Nagpur’s 21st-century international cargo hub has been stuck in red tape for 12 years. Now 4 lakh first-time voters are becoming restless, and angry. Dharmendra Jore reports.

india Updated: Mar 17, 2009 01:24 IST
Dharmendra Jore
Dharmendra Jore
Hindustan Times

From acres of orange orchards and protests denouncing pizza as nothing more than a glorified chapatti, Nagpur has come a long way.

Maharashtra’s original Orange County, 863 kilometres north-east of the state capital of Mumbai, is now dotted with malls and multiplexes.

Fancy apartment blocks are coming up across town as builders rush to cash in on the growing aspirations.

And the city will soon have seven five-star hotels — up from a grand total of one.

But much of the optimism hinges on an international cargo hub that has been in the making for 12 years — and is still stuck at the land allotment stage.

Now, the 4 lakh new voters in the Nagpur and adjoining Ramtek parliamentary constituencies — about 95 per cent of them under 25 — are getting restless.

“They say Nagpur will bring world class development to this backward region, and my generation will benefit the most,” says Akash Goel (20), a third-year student of mechanical engineering. “But given the pace at which it is moving, I’ll be 80 before anyone gets a job there.

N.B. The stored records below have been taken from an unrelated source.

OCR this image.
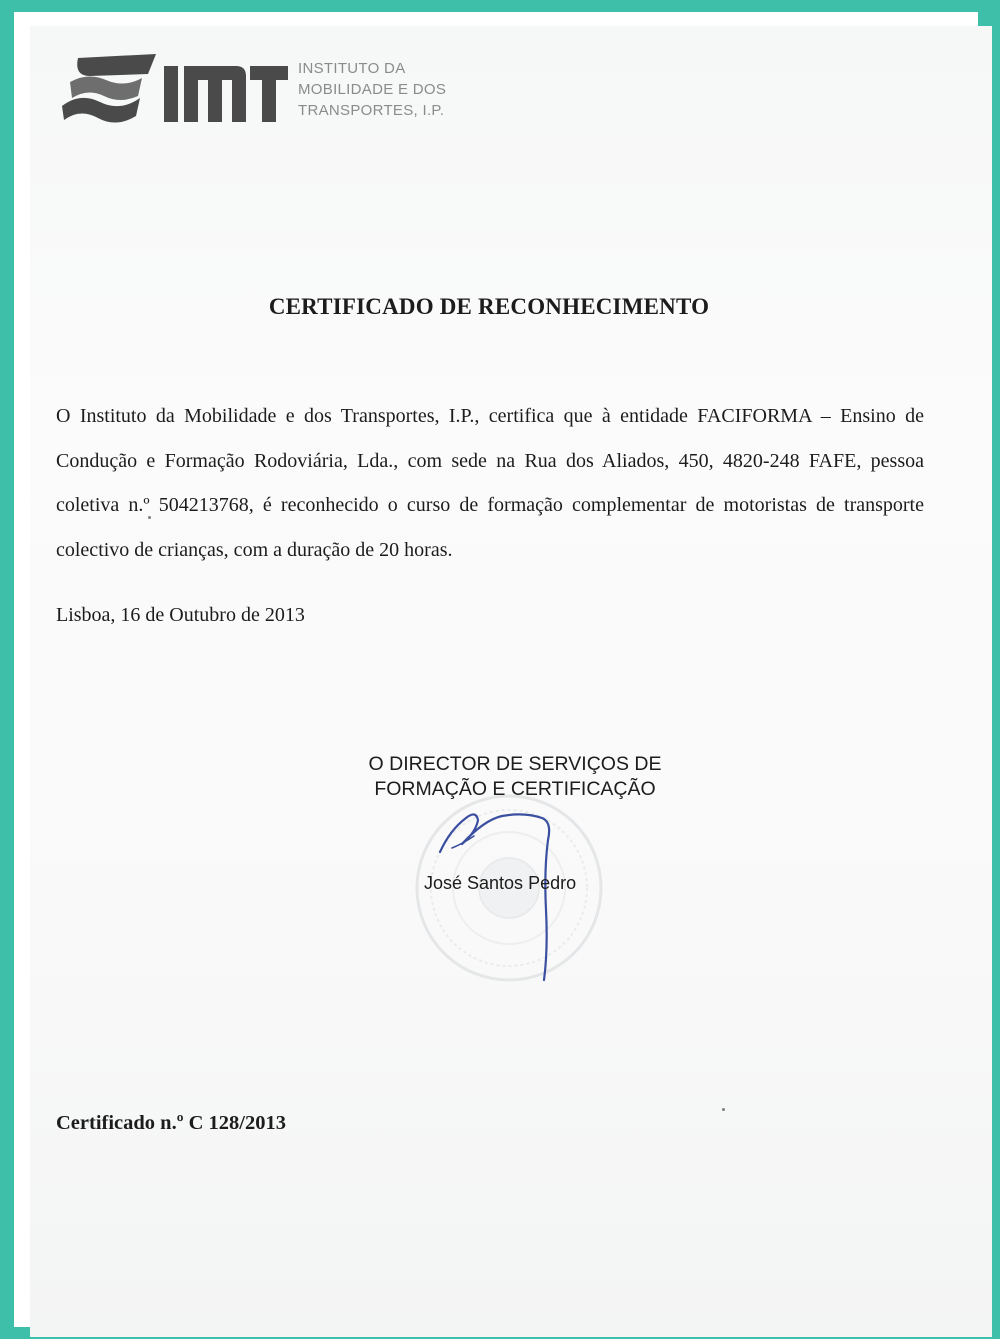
INSTITUTO DA
MOBILIDADE E DOS
TRANSPORTES, I.P.
CERTIFICADO DE RECONHECIMENTO
O Instituto da Mobilidade e dos Transportes, I.P., certifica que à entidade FACIFORMA – Ensino de Condução e Formação Rodoviária, Lda., com sede na Rua dos Aliados, 450, 4820-248 FAFE, pessoa coletiva n.º 504213768, é reconhecido o curso de formação complementar de motoristas de transporte colectivo de crianças, com a duração de 20 horas.
Lisboa, 16 de Outubro de 2013
O DIRECTOR DE SERVIÇOS DE
FORMAÇÃO E CERTIFICAÇÃO
José Santos Pedro
Certificado n.º C 128/2013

Meanwhile, the world is marching forward and leaving us further behind.”

The plan was perfect: Nagpur is nearly equidistant from the four corners of the country.

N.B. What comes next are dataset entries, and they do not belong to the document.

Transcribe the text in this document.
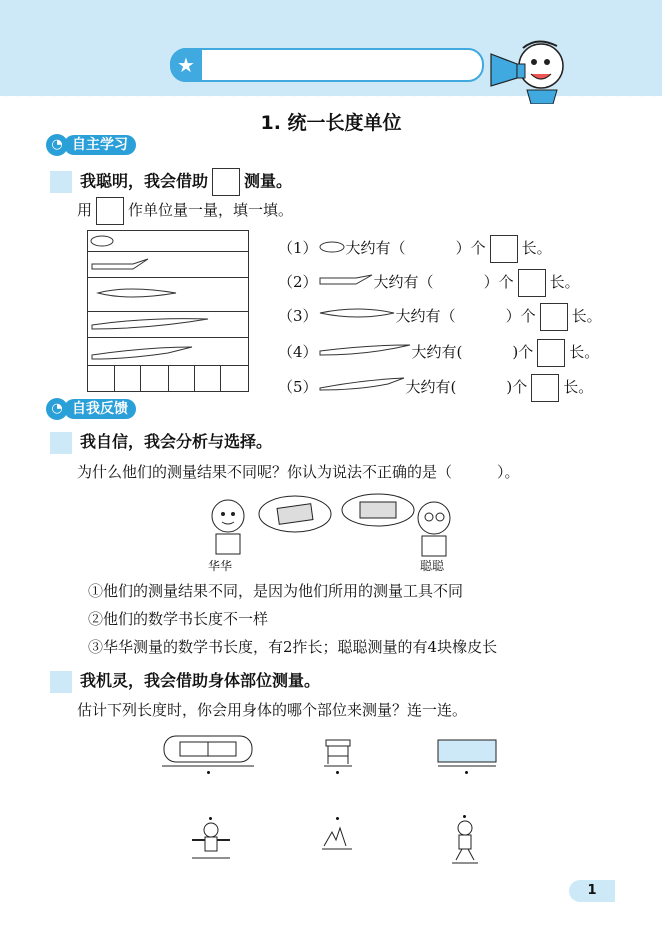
★
1. 统一长度单位
自主学习
◔
我聪明，我会借助 测量。
用 作单位量一量，填一填。
（1） 大约有（	）个 长。
（2）	大约有（	）个 长。
（3）	大约有（	）个 长。
（4）	大约有(	)个 长。
（5）	大约有(	)个 长。
自我反馈
◔
我自信，我会分析与选择。
为什么他们的测量结果不同呢？你认为说法不正确的是（　　　）。
华华	聪聪
①他们的测量结果不同，是因为他们所用的测量工具不同
②他们的数学书长度不一样
③华华测量的数学书长度，有2拃长；聪聪测量的有4块橡皮长
我机灵，我会借助身体部位测量。
估计下列长度时，你会用身体的哪个部位来测量？连一连。
1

Logically, that would have companies flocking to the Multi-Modal International cargo Hub and Airport and Hub, pouring money into new plants, creating highly paid jobs, finally ushering Nagpur into the 21st century.

But red tape and government malaise have left the plans inching forward one baby step every few years — usually seeing sudden bursts of activity just before election time.

“I’m sick of all the grand promises,” says Pratik Sharma (20), an engineering aspirant and first-time voter. “Some land was finally handed over to the MIHAN project a couple of days before the Lok Sabha polls were declared. Work on two thermal power stations began barely a week before. And soon they’ll be here, promising prosperity once more. Do they think we’re stupid?”

Despite the slow pace of work, Nagpur can’t seem to hide its excitement.

Property rates in a 45-kilometre radius have skyrocketed by a whopping 1,000 to 1,500 per cent over the last two years.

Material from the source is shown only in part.